Step 1: Biomedical waste collection and segregation

As is the case for all waste, the best practices for managing it start at the point of generation, when waste is produced. In order to collect waste, one must first be familiar with what to collect exactly, since there each category of medical waste needs to be separated from the other types. In practice, this means using the right containers. These are usually color coded to help biomedical waste segregation.

  • Red containers: sharps waste collection (e.g. needles, blades, razors).
  • Red containers with a biohazard symbol: infectious waste collection (e.g. blood, contaminated equipment, IV tubing).
  • Yellow containers: trace chemotherapy waste collection (e.g. empty vials, gloves, gowns).
  • Black containers: hazardous waste collection (e.g. hazardous meds, P-listed drugs, bulk chemo)
  • Blue containers: pharmaceutical waste collection (e.g. pills, injectables, antibiotics).
  • Yellow, shielded containers with a radioactive symbol: radioactive waste collection (e.g. lab research liquids, anything contaminated by radiotherapy).

Step 2: Biomedical waste storage and transportation

If you are in contact with a medical waste disposal company, it will handle safe storage and transportation for you. In any case, clinical waste needs to be stored in a secure facility that is off-limits to the general public, and well separated from any areas that might be used for food or drink consumption. Storage is essential until medical waste can be disposed of in bulk. As for transportation, most medical waste management companies provide special vehicles equipped with state of the art defensive tools.

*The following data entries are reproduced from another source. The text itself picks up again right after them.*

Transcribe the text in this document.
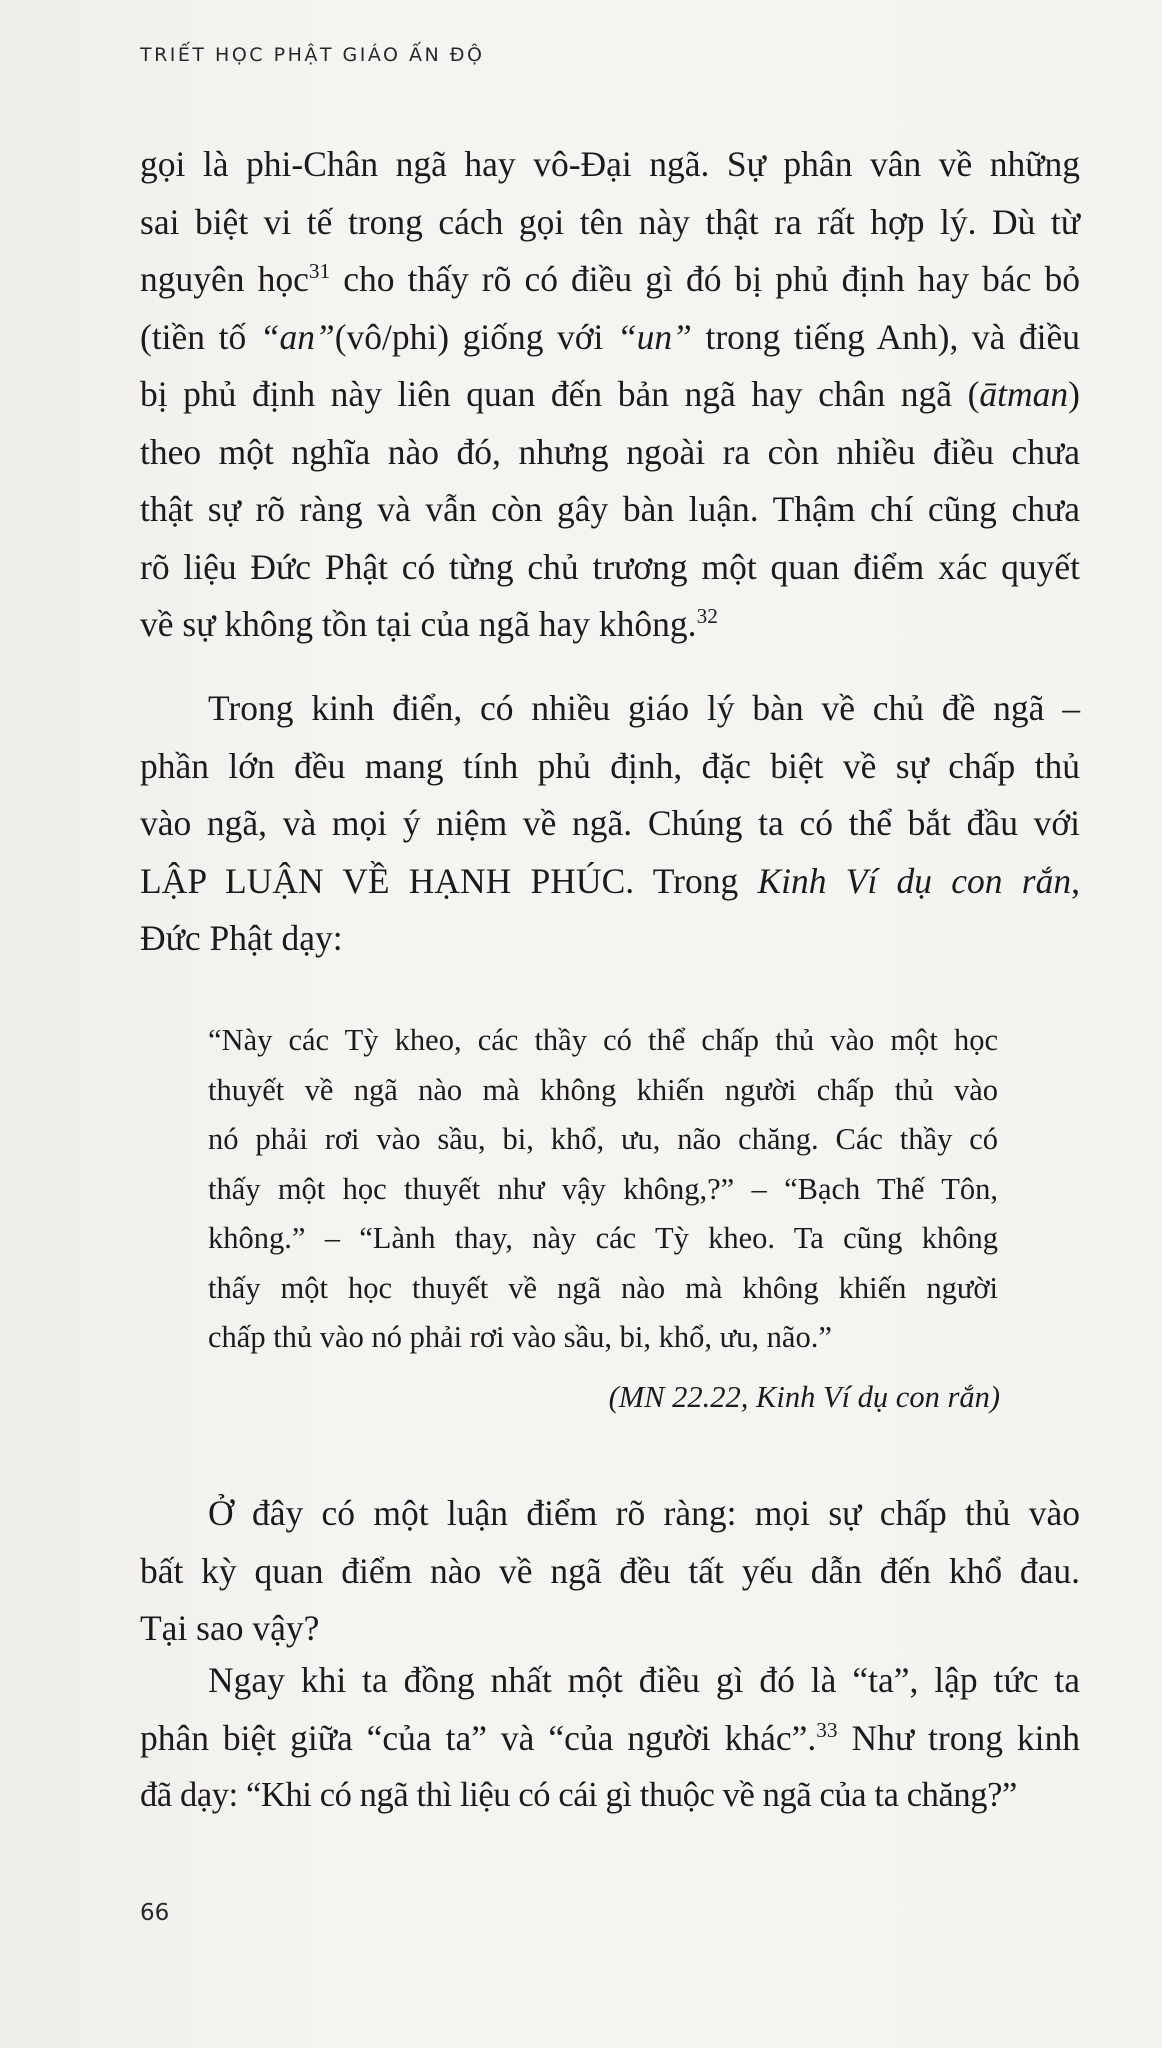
TRIẾT HỌC PHẬT GIÁO ẤN ĐỘ
gọi là phi-Chân ngã hay vô-Đại ngã. Sự phân vân về những
sai biệt vi tế trong cách gọi tên này thật ra rất hợp lý. Dù từ
nguyên học$^{31}$ cho thấy rõ có điều gì đó bị phủ định hay bác bỏ
(tiền tố “an”(vô/phi) giống với “un” trong tiếng Anh), và điều
bị phủ định này liên quan đến bản ngã hay chân ngã (ātman)
theo một nghĩa nào đó, nhưng ngoài ra còn nhiều điều chưa
thật sự rõ ràng và vẫn còn gây bàn luận. Thậm chí cũng chưa
rõ liệu Đức Phật có từng chủ trương một quan điểm xác quyết
về sự không tồn tại của ngã hay không.$^{32}$
Trong kinh điển, có nhiều giáo lý bàn về chủ đề ngã –
phần lớn đều mang tính phủ định, đặc biệt về sự chấp thủ
vào ngã, và mọi ý niệm về ngã. Chúng ta có thể bắt đầu với
LẬP LUẬN VỀ HẠNH PHÚC. Trong Kinh Ví dụ con rắn,
Đức Phật dạy:
“Này các Tỳ kheo, các thầy có thể chấp thủ vào một học
thuyết về ngã nào mà không khiến người chấp thủ vào
nó phải rơi vào sầu, bi, khổ, ưu, não chăng. Các thầy có
thấy một học thuyết như vậy không,?” – “Bạch Thế Tôn,
không.” – “Lành thay, này các Tỳ kheo. Ta cũng không
thấy một học thuyết về ngã nào mà không khiến người
chấp thủ vào nó phải rơi vào sầu, bi, khổ, ưu, não.”
(MN 22.22, Kinh Ví dụ con rắn)
Ở đây có một luận điểm rõ ràng: mọi sự chấp thủ vào
bất kỳ quan điểm nào về ngã đều tất yếu dẫn đến khổ đau.
Tại sao vậy?
Ngay khi ta đồng nhất một điều gì đó là “ta”, lập tức ta
phân biệt giữa “của ta” và “của người khác”.$^{33}$ Như trong kinh
đã dạy: “Khi có ngã thì liệu có cái gì thuộc về ngã của ta chăng?”
66
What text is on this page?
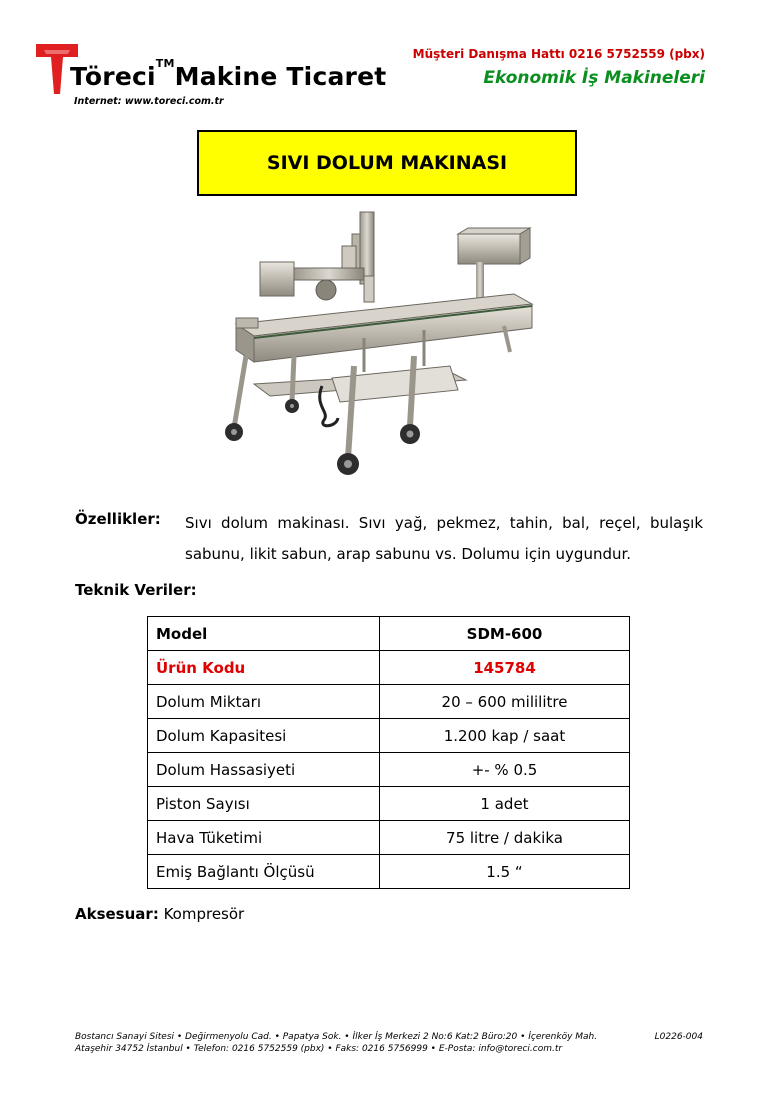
Töreci™Makine Ticaret
Internet: www.toreci.com.tr
Müşteri Danışma Hattı 0216 5752559 (pbx)
Ekonomik İş Makineleri
SIVI DOLUM MAKINASI
Özellikler: Sıvı dolum makinası. Sıvı yağ, pekmez, tahin, bal, reçel, bulaşık sabunu, likit sabun, arap sabunu vs. Dolumu için uygundur.
Teknik Veriler:
Model	SDM-600
Ürün Kodu	145784
Dolum Miktarı	20 – 600 mililitre
Dolum Kapasitesi	1.200 kap / saat
Dolum Hassasiyeti	+- % 0.5
Piston Sayısı	1 adet
Hava Tüketimi	75 litre / dakika
Emiş Bağlantı Ölçüsü	1.5 “
Aksesuar: Kompresör
Bostancı Sanayi Sitesi • Değirmenyolu Cad. • Papatya Sok. • İlker İş Merkezi 2 No:6 Kat:2 Büro:20 • İçerenköy Mah.
Ataşehir 34752 İstanbul • Telefon: 0216 5752559 (pbx) • Faks: 0216 5756999 • E-Posta: info@toreci.com.tr
L0226-004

Step 3: Biomedical waste disposal and treatment

Always remember: until your medical waste is safely disposed of, your company is the one responsible for any fallout it may cause, making it essential to choose a professional waste removal company. Apart from incineration (used for pathological and pharmaceutical waste disposal),there are other biomedical waste disposal methods, like autoclave chambers (sharps and infectious waste disposal),or chemical disinfection (liquid and chemical waste disposal).